Hace ya tiempo que cada tarde, al caer el sol sobre el escueto jardín, mi amo se sienta en el banquito de piedra que hay junto a un gigantesco pruno y le cuenta, con o sin palabras, lo que tal vez nunca haya contado a nadie, siquiera a mí, lo que ya no se atreve a decirse a sí mismo o recordar.

No debe quedarle mucha vida. Cuando un hombre habla y siente así es fácil deducirlo. Y créanme que lo siento. ¡Le he amado tanto! Llevo a su lado más de doce años, muchos para un perro. Tampoco a mí debe quedarme mucha vida.

Sé casi todo de él y él sabe casi todo de mí, o debería saberlo. Todo lo que hemos vivido, todo lo que hemos sentido, todo lo que hemos amado, anhelado o despreciado. Hace ya mucho tiempo se estableció entre nosotros esa rara simbiosis que, a veces, se da entre canes y amos, hasta incluso hacernos parecidos física y anímicamente.

Lo sé. Se estarán preguntando como un perro puede llegar a escribir una historia, por escueta o simple que esta sea o parezca. Antes de seguir adelante, lectores, debo contarles que hace ya algún tiempo empecé a sentirme algo entre bestia y hombre, tal vez, un eslabón entre esos dos estados del alma y de la carne.

Primero fue, ¿como decirlo?, una rara e insípida sensación, una emoción inofensiva, una fantasía inconsistente que podía bien doblegar con el juego o con el sueño profundo. Luego llegaron infames estremecimientos y dolencias más palpables, pesadillas y alucinaciones menos maleables.

También los que creí insignificantes pero incipientes cambios corporales.

Vista, olfato y oído empezaron a mermar, algo que en principio achaqué al inexorable paso del tiempo, a la edad, a la mala salud que suele traernos. Pero la torpeza y la confusión fueron en aumento de forma alarmante. Los dedos de mis pezuñas empezaron a estirarse, a retorcerse; las patas también y se hicieron pesadas como enormes huesos de vaca, apenas me sostenían. Engordé desmesuradamente y una rara flojera me fue invadiendo hasta anclarme, consumiendo casi todo mi brío.

Mis antes anchas y erguidas orejas fueron menguando hasta convertirse en dos ridículas e inútiles protuberancias. Perdí casi todo el pelo, lo que, aparte de otras muchas molestias, me deshonró terriblemente. Mi antes sonrosada piel cambió de tacto y de color, haciéndose grisácea, ajada y mortecina. Estar tumbado, una de mis grandes aficiones y mis mayores consuelos, fue descubriéndose un suplicio. Día tras día necesitaba, cada vez más, erguirme en una postura humillante y ridícula, mantenerme en pié y caminar sobre mis tardas zancas traseras, o sentarme sobre un escaso culo, ¡como un maldito ser humano!, me decía torturándome aun más.
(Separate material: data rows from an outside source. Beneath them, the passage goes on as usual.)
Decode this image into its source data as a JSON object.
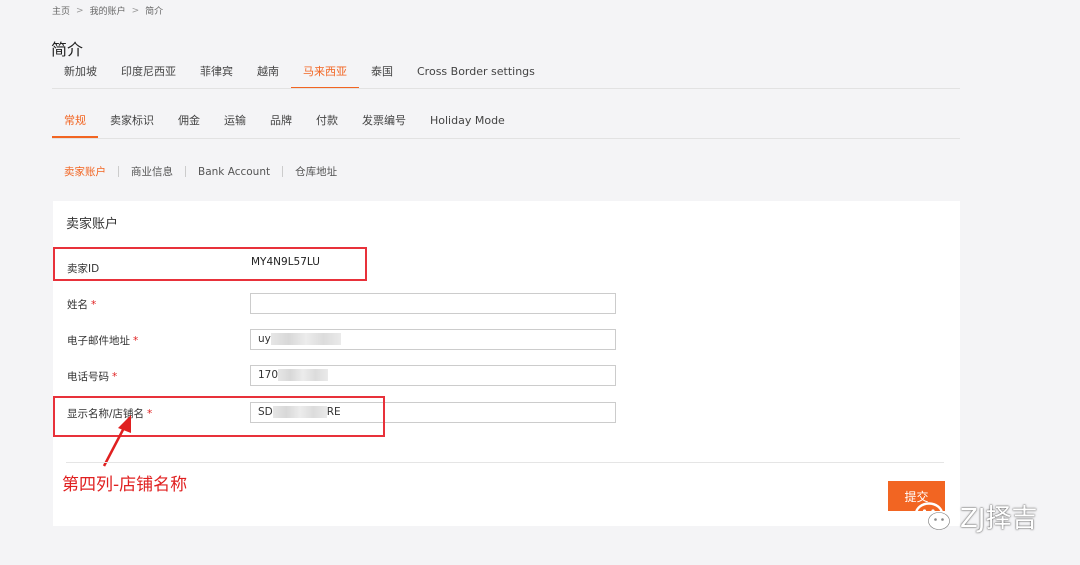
{
  "breadcrumb": {
    "home": "主页",
    "sep": ">",
    "account": "我的账户",
    "current": "简介"
  },
  "page_title": "简介",
  "country_tabs": [
    {
      "label": "新加坡",
      "active": false
    },
    {
      "label": "印度尼西亚",
      "active": false
    },
    {
      "label": "菲律宾",
      "active": false
    },
    {
      "label": "越南",
      "active": false
    },
    {
      "label": "马来西亚",
      "active": true
    },
    {
      "label": "泰国",
      "active": false
    },
    {
      "label": "Cross Border settings",
      "active": false
    }
  ],
  "main_tabs": [
    {
      "label": "常规",
      "active": true
    },
    {
      "label": "卖家标识",
      "active": false
    },
    {
      "label": "佣金",
      "active": false
    },
    {
      "label": "运输",
      "active": false
    },
    {
      "label": "品牌",
      "active": false
    },
    {
      "label": "付款",
      "active": false
    },
    {
      "label": "发票编号",
      "active": false
    },
    {
      "label": "Holiday Mode",
      "active": false
    }
  ],
  "sub_tabs": [
    {
      "label": "卖家账户",
      "active": true
    },
    {
      "label": "商业信息",
      "active": false
    },
    {
      "label": "Bank Account",
      "active": false
    },
    {
      "label": "仓库地址",
      "active": false
    }
  ],
  "form": {
    "title": "卖家账户",
    "seller_id_label": "卖家ID",
    "seller_id_value": "MY4N9L57LU",
    "name_label": "姓名",
    "name_value": "",
    "email_label": "电子邮件地址",
    "email_value_prefix": "uy",
    "phone_label": "电话号码",
    "phone_value_prefix": "170",
    "display_name_label": "显示名称/店铺名",
    "display_name_prefix": "SD",
    "display_name_suffix": "RE",
    "required_mark": "*",
    "submit_label": "提交"
  },
  "annotation": "第四列-店铺名称",
  "watermark": "ZJ择吉",
  "colors": {
    "accent": "#f26522",
    "highlight": "#e8313a"
  }
}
Comencé también a experimentar tristezas, voluntades y ansiedades otrora desconocidas. El pensamiento se disparó en mi hasta entonces indiferente y precaria mente, haciéndola presa de raras ideas, de febriles reflexiones y temores, de representaciones tenebrosas y absurdas. También llegaron un millón de preguntas sin respuesta que me torturaban hasta el aullido. Jamás hasta entonces me las había hecho más allá de ¿cuándo se come? o ¿cuándo se sale a pasear?

Una larga, lenta, desasosegante y compleja metamorfosis que, creo, aun no ha concluido y que sigue punzando. Como este vago recuerdo que ya deseo abandonar. Les ahorraré muchos de los macabros detalles de la doliente permuta.

Lo peor de todo fue empezar a temer a la muerte. ¿En eso consistía ser un ser humano?, me preguntaba, ¿en hacerse una y otra vez interrogantes para los que no hay contestación?, ¿en torturarse constantemente ante la posibilidad de dejar de existir? Más tarde aprendí que no se trataba sólo de eso, que ser hombre es algo mucho más lúgubre, insoportable y difuso.

Antes, cuando era completamente perro, me sentía capaz de expresar todo con una mirada, con un suspiro, con unos jadeos al entreabrir la boca, con un chasquido de dientes o unos latigazos de cola. Desde esos días en que se inició la mutación, pobre de mí, comencé además a precisar de las palabras, esas que tantas veces escuché de la voz de mi amo, las que nunca llegué a comprender, aunque entendiera peregrinamente su sentido.

Aun no soy capaz de pronunciarlas, claro, mi garganta sigue aun condicionada por mis torpes ladridos, por aguzados aúllos o graves ronquidos. Pero lo intento con ahínco, casi con desesperación. Me gustaría hablarle, decirle, explicarle, pero tal vez sólo consiguiera darle espanto. Eso, esos indefinibles sonidos guturales que a veces exhalo, han debido exasperar y enloquecer aun más a mi amo, apartarle definitivamente de mí.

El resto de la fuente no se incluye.